First off, I have to say that Dr. Edgard Eduardo Gutierrez Puente has got to be one of the most easy-going, good-natured people I’ve ever met – Which explains why I ended up following him on his rounds through out the hospitals of Cartagena one sunny day.. (or how he ended up hosting some gringa nurse who spoke really bad Spanish). He’d been nice enough to review cases with me – and have me in the OR one day at Medi-help after I’d practically accosted him in the hallway.. Then as we were leaving the operating room, he turned at me with a long stream of spanish over his shoulder ending in “aqui o vamos conmigo?” I missed the whole preceeding paragraph, but caught “or go with me?”

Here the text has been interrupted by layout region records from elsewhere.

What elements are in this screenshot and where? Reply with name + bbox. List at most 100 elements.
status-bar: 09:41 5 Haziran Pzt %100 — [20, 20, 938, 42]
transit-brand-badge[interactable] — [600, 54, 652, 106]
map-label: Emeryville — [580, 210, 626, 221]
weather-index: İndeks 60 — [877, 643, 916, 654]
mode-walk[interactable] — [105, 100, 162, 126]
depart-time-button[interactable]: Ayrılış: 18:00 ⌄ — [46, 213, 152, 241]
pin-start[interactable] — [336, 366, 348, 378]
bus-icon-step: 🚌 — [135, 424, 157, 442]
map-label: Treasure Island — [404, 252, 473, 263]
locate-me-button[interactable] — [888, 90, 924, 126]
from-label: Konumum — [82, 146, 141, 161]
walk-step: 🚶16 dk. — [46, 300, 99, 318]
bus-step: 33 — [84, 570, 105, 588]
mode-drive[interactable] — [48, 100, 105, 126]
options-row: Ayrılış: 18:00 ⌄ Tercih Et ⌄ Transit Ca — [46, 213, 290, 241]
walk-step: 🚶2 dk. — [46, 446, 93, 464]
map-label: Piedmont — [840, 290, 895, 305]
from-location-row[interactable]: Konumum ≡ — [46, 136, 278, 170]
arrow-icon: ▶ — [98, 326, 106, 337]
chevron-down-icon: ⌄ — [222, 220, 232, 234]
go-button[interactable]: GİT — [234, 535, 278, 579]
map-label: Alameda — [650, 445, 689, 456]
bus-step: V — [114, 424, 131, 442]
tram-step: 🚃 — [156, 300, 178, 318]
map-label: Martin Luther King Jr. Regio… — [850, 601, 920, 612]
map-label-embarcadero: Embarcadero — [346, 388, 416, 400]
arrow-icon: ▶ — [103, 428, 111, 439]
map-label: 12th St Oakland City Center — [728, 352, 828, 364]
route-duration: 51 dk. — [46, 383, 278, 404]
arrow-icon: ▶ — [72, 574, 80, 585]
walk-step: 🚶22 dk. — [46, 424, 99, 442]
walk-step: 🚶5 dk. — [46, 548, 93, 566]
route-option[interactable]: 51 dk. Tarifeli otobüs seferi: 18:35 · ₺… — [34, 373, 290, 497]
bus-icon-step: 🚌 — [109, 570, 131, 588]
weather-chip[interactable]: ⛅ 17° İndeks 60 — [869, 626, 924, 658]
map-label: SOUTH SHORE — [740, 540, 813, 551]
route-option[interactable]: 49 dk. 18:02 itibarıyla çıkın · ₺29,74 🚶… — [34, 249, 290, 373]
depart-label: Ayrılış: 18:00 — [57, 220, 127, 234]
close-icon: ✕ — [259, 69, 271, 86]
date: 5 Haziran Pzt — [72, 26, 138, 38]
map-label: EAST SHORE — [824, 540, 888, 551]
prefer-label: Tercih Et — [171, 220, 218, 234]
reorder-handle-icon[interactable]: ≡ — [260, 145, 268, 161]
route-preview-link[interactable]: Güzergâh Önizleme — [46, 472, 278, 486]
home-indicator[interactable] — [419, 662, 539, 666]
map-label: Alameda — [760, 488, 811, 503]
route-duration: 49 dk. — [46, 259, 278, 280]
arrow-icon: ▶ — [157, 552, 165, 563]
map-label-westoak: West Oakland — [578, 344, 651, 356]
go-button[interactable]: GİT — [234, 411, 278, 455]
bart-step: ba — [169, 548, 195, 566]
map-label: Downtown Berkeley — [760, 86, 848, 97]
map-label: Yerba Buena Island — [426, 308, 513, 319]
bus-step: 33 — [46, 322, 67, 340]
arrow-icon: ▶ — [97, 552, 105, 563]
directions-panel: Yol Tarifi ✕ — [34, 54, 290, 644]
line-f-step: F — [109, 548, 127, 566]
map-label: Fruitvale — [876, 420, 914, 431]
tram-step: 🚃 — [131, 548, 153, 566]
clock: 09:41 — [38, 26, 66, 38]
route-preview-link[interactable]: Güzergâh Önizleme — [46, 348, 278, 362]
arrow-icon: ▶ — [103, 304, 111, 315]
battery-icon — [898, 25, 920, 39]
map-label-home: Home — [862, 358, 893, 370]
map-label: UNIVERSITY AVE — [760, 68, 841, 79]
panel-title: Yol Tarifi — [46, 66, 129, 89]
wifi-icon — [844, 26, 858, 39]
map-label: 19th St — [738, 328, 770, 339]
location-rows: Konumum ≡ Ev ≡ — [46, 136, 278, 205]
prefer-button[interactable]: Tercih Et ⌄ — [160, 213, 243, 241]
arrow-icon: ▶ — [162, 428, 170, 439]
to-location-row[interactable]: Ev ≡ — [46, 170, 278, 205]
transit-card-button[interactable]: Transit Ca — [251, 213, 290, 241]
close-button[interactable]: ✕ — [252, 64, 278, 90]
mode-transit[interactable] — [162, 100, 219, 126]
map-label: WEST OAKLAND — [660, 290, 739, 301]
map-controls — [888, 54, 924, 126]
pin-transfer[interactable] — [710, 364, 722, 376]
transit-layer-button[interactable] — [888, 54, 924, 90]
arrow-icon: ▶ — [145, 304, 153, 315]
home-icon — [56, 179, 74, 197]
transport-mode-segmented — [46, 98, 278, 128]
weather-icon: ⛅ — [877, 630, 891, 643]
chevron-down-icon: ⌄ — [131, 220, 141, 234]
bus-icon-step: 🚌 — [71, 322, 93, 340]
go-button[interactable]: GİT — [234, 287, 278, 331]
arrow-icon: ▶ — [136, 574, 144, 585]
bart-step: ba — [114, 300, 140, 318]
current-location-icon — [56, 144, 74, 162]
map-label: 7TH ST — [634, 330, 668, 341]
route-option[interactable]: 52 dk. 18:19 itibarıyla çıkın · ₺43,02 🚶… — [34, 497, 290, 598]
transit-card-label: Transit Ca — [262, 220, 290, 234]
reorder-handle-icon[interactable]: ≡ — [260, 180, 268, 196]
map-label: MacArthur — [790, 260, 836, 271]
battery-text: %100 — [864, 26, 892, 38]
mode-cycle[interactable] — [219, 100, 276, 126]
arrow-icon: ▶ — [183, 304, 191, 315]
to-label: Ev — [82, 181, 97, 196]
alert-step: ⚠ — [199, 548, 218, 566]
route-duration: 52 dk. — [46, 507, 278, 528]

That was it – he was stuck with me. And it was definitely out of the goodness of his heart – and no other motive because, frankly, I don’t think Dr. Gutierrez:
a.) has time to think about medical tourism, or care about being in some first-time author’s book or b.) even knew why I was there..
So there he was, driving around with me, asking him questions the entire time, in my fractured, barely comprehensible, mish-moshed Spanish. But he’d patiently answer, and then wait for me to figure out what he’d said – and then we’d start all over again.

At the time, (he was one of my first interviews), I probably took his graciousness for granted – it’s only now after meeting, and interviewing, interviewing and interviewing my way through my second book, that I realize how kind he was to that naïve little nurse, wandering around a strange city, in a foreign country, writing a book that very few people are actually interested in.

But all of this, doesn’t really matter.. What matters is all the other things; all the qualities and skills I saw during the time I followed him around Cartagena, and its’ operating rooms.

It didn’t matter if we were in the upscale Medi-help clinic or the aged, struggling Universitario de Cartagena; he was kind, gentle and empathetic with all of his patients.

There are a lot of things I could say, and have said in my book about Dr. Gutierrez, his operating style, adherence to surgical protocols and overall dedication to his profession. But to me; his kindness and compassion said it all.

Update: 20 April 2011

Here are the top search terms for the blog this week:

Top Searches

doctor edgardo gutierrez puente, cartagena  colombia  real stste, what is overstenting, colombia cartagena edgar eduardo gutierrez puente, tourist attractions in colombia

– so I am glad to see Dr. Gutierrez get some well deserved recognition for all his hard work..  The blog was also one the featured daily blogs for wordpress yesterday – congratulations, Dr. Gutierrez!